A worldwide environmental initiative – set to include tree planting, the creation of wetlands, and coastal restoration projects – was launched today by the Lambeth Conference.
Bishops from across the globe pledged their support for the Communion Forest as part of a focus on the environment.
Each area of the Anglican Communion will decide locally how they wish to create and enhance landscape protection.
This will mean the “Forest” could include woodland, grasslands, meadows, wetlands, coastal habitats and more.
The Archbishop of Canterbury, Justin Welby, spoke of the possibility of the Communion Forest becoming the “most widespread and diverse” environmental project in the world.
Archbishop Julio Murray, Primate of Iglesia Anglicana de la Region Central de America (IARCA), who leads the Anglican Communion delegation to the COP meetings on climate change, spoke to bishops.
He said: “The response to the climate crisis has been inadequate, in the level of resources and in the level of urgency.
“With this as part of the facts, here we are: Bishops of the Anglican Communion at the Lambeth Conference, we will have an opportunity to prepare a call to government leaders and other actors, to re-imagine actions and strategies to slow down the devastating effects on the life of human beings, locally and globally.
He added that the Church could “be influencers” on the issue of climate justice.
Bishops were meeting in London as part of a day focussing on the environment.
The Conference discussed two Lambeth Calls on environmental protection and sustainable development.
Both Calls will be taken forward for Stage Three of the Lambeth Conference.
In a video message António Guterres, the Secretary General of the United Nations, said: “Your inspiring teams, summoning us to walk, listen, and witness together, offers a blueprint for progress.
“It calls upon all people to bring value to life not through words but through action and service to others and to deliver economic and environmental justice,” he said.
“By living these values every day we can move one step closer to the sustainable, equal and just world that every person deserves.”
The first tree of the Communion Forest was planted in the Lambeth Palace garden by Archbishops Justin and Julio, together with the Archbishop of Cape Town Thabo Makgoba and Elizabeth Wathuti, a Kenyan environmental activist.

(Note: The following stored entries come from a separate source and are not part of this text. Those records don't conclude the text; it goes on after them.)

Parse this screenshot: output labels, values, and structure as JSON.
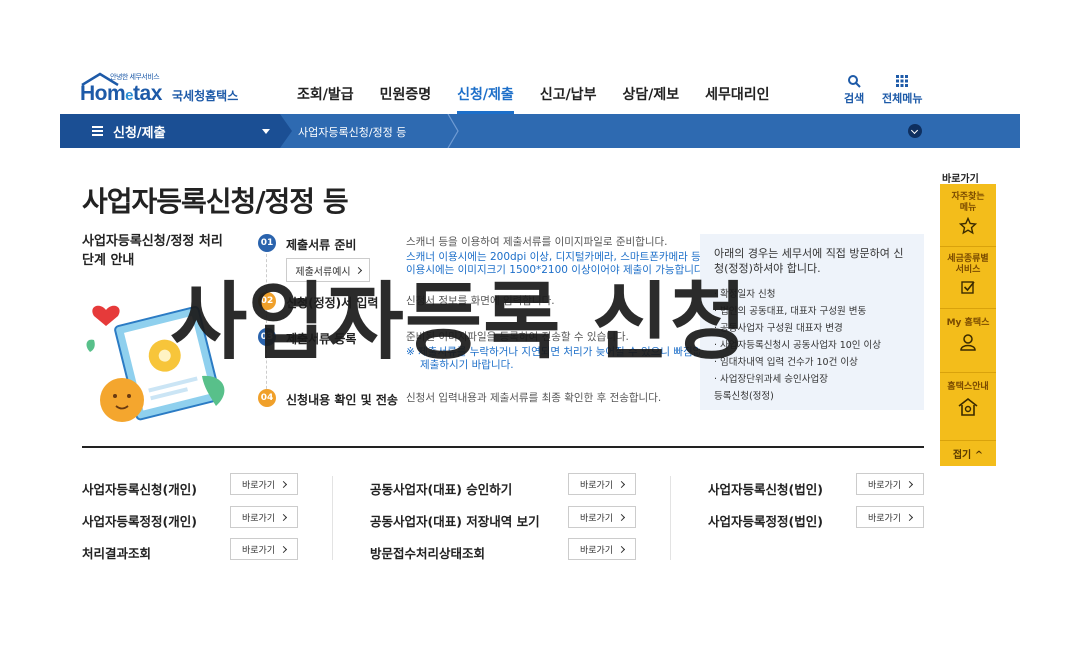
{
  "header": {
    "logo_small": "안녕한 세무서비스",
    "logo_main": "Hometax",
    "logo_sub": "국세청홈택스",
    "nav": [
      "조회/발급",
      "민원증명",
      "신청/제출",
      "신고/납부",
      "상담/제보",
      "세무대리인"
    ],
    "active_nav": "신청/제출",
    "search_label": "검색",
    "menu_label": "전체메뉴"
  },
  "navbar": {
    "category": "신청/제출",
    "current": "사업자등록신청/정정 등"
  },
  "main": {
    "title": "사업자등록신청/정정 등",
    "guide_title": "사업자등록신청/정정 처리단계 안내",
    "steps": [
      {
        "num": "01",
        "title": "제출서류 준비",
        "desc": [
          "스캐너 등을 이용하여 제출서류를 이미지파일로 준비합니다.",
          "스캐너 이용시에는 200dpi 이상, 디지털카메라, 스마트폰카메라 등을",
          "이용시에는 이미지크기 1500*2100 이상이어야 제출이 가능합니다."
        ]
      },
      {
        "num": "02",
        "title": "신청(정정)서 입력",
        "desc": [
          "신청서 정보를 화면에 입력합니다."
        ]
      },
      {
        "num": "03",
        "title": "제출서류 등록",
        "desc": [
          "준비된 이미지파일을 등록하여 전송할 수 있습니다.",
          "※ 제출서류를 누락하거나 지연되면 처리가 늦어질 수 있으니 빠짐없이",
          "제출하시기 바랍니다."
        ]
      },
      {
        "num": "04",
        "title": "신청내용 확인 및 전송",
        "desc": [
          "신청서 입력내용과 제출서류를 최종 확인한 후 전송합니다."
        ]
      }
    ],
    "sample_button": "제출서류예시",
    "notice_title": "아래의 경우는 세무서에 직접 방문하여 신청(정정)하셔야 합니다.",
    "notice_items": [
      "· 확정일자 신청",
      "· 법인의 공동대표, 대표자 구성원 변동",
      "· 공동사업자 구성원 대표자 변경",
      "· 사업자등록신청시 공동사업자 10인 이상",
      "· 임대차내역 입력 건수가 10건 이상",
      "· 사업장단위과세 승인사업장",
      "  등록신청(정정)"
    ],
    "watermark": "사업자등록 신청"
  },
  "links": {
    "go_label": "바로가기",
    "col1": [
      "사업자등록신청(개인)",
      "사업자등록정정(개인)",
      "처리결과조회"
    ],
    "col2": [
      "공동사업자(대표) 승인하기",
      "공동사업자(대표) 저장내역 보기",
      "방문접수처리상태조회"
    ],
    "col3": [
      "사업자등록신청(법인)",
      "사업자등록정정(법인)"
    ]
  },
  "quick": {
    "title": "바로가기",
    "items": [
      "자주찾는 메뉴",
      "세금종류별 서비스",
      "My 홈택스",
      "홈택스안내"
    ],
    "icons": [
      "star-icon",
      "checkbox-icon",
      "person-icon",
      "house-icon"
    ],
    "fold": "접기 ^"
  },
  "colors": {
    "brand_blue": "#1d5aa8",
    "navbar_blue": "#2e6ab1",
    "navbar_dark": "#1b4f94",
    "quick_yellow": "#f3bd1b",
    "step_blue": "#2a63ad",
    "step_orange": "#f0a02a"
  }
}
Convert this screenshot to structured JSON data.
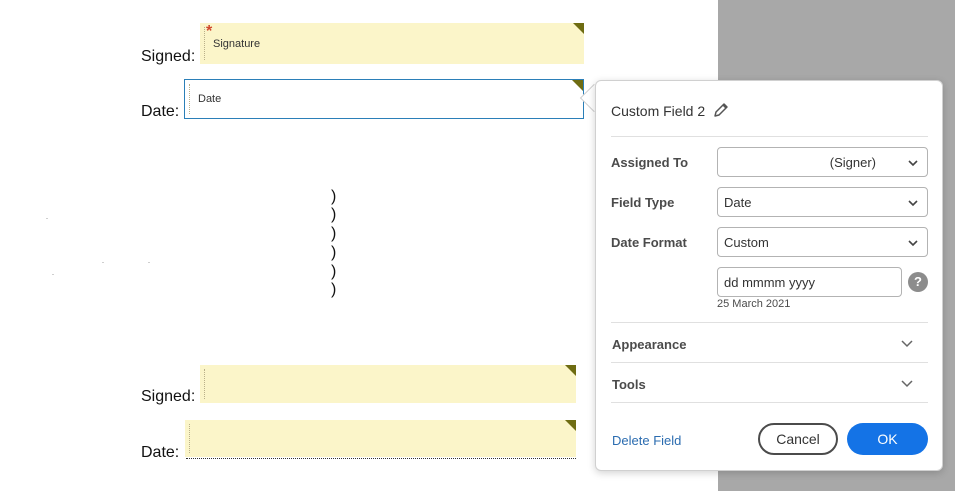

Archbishop Justin said: “Scripture is full of rich descriptions of our natural world and God’s love for His creation.
“It’s the call of the Church to treasure this gift, to stand alongside our brothers and sisters around the Anglican Communion who are already affected by climate change, and to safeguard the environment upon which all of us depend.
“I pray the tree planted today in Lambeth Palace will be the beginning of one of the world’s most widespread and diverse environmental projects.
“We hope to see landscape protection and care for creation exhibited by churches and parishes in every corner of the world as a historic legacy of the 2022 Lambeth Conference.
“Sharing the love of Christ in a suffering world means standing together to shine light and hope in the darkness and despair.
“This is at the heart of the mission of the Church and the work of the Lambeth Conference.”
Earlier in the day, The Queen dent a personal message to the Lambeth Conference.
She said: “We also live in a time when the effects of climate change are threatening the lives and livelihoods of many people and communities, not least the poorest and those less able to adapt and adjust.”
Churches can find resources and begin involvement with the Communion Forest through the official website.